This project implements lattice flocking for a swarm of quadcopter with asymmetric lattice parameters and visibility constraints.
This work expands on the lattice formation work of Olfati-Saber (2006) by loosening the assumption that all agents share common lattice parameters. We develop a novel consensus-based approach for agents to negotiate these parameters locally.
In addition to having a minimum visibility radius for detecting nearby neighbours (as in previous work), we further constrain the agent visibility to a field of view parameter (representing the area captured by an onboard camera).
We formulate the swarm as a set of directional graph components that automatically assembly using pinning control. Pins are selected to maximize out-degree centrality.

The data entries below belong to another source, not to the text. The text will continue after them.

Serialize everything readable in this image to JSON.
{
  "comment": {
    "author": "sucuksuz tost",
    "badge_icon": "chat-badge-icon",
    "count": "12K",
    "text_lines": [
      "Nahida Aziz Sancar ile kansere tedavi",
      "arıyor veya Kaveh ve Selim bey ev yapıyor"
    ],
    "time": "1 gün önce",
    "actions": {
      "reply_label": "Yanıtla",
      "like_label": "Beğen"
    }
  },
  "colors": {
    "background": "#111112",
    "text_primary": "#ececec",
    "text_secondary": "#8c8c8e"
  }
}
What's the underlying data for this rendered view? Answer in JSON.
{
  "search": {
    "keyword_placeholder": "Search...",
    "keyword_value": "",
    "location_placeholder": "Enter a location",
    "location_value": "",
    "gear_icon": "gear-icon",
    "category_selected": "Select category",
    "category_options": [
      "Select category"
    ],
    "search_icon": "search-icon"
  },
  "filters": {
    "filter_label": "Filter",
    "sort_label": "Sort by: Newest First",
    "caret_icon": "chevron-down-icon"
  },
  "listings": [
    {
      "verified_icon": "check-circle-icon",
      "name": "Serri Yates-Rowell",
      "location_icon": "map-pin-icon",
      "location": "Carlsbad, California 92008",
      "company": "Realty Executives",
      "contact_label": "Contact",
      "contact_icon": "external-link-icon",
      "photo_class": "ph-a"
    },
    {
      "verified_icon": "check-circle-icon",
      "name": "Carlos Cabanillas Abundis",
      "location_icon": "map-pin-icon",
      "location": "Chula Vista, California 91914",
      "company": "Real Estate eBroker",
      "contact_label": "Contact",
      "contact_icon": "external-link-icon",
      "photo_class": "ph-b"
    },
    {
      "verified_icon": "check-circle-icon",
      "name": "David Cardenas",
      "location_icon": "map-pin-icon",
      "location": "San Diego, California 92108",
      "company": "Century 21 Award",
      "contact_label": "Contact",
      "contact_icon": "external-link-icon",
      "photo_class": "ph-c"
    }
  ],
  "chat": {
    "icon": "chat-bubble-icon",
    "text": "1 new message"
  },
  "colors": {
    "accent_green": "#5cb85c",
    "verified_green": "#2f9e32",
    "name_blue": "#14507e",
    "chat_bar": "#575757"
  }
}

The swarming techniques above are all implemented as high-level trajectory planners, assuming underlying double integrator dynamics. This resultant command signals, which take the form of accelerations in Cartesian space, are then converted into velocity setpoints for the quadcopters. The quadcopters make use of 3 nested control loops (translational velocity, angular position, and angular velocity) to track the desired trajectory.
Video of autonomous lattice formation using pinning control. Pins are shown in red and are recalculated for maximum out-degree centrality as the structure evolves.
- Reza Olfati-Saber, "Flocking for Multi-Agent Dynamic Systems: Algorithms and Theory", IEEE Transactions on Automatic Control, Vol. 51 (3), 2006.
- swarming quadcopter.
The code is opensource but, if you reference this work in your own reserach, please cite me. I have provided an example bibtex citation below:
@techreport{Jardine-2024, title={Asymmetric Lattice Formation in Quadcopter Swarms}, author={Jardine, P.T.}, year={2024}, institution={Royal Military College of Canada, Kingston, Ontario}, type={GitHub Repository}, }
Alternatively, you can cite any of my related papers, which are listed in Google Scholar.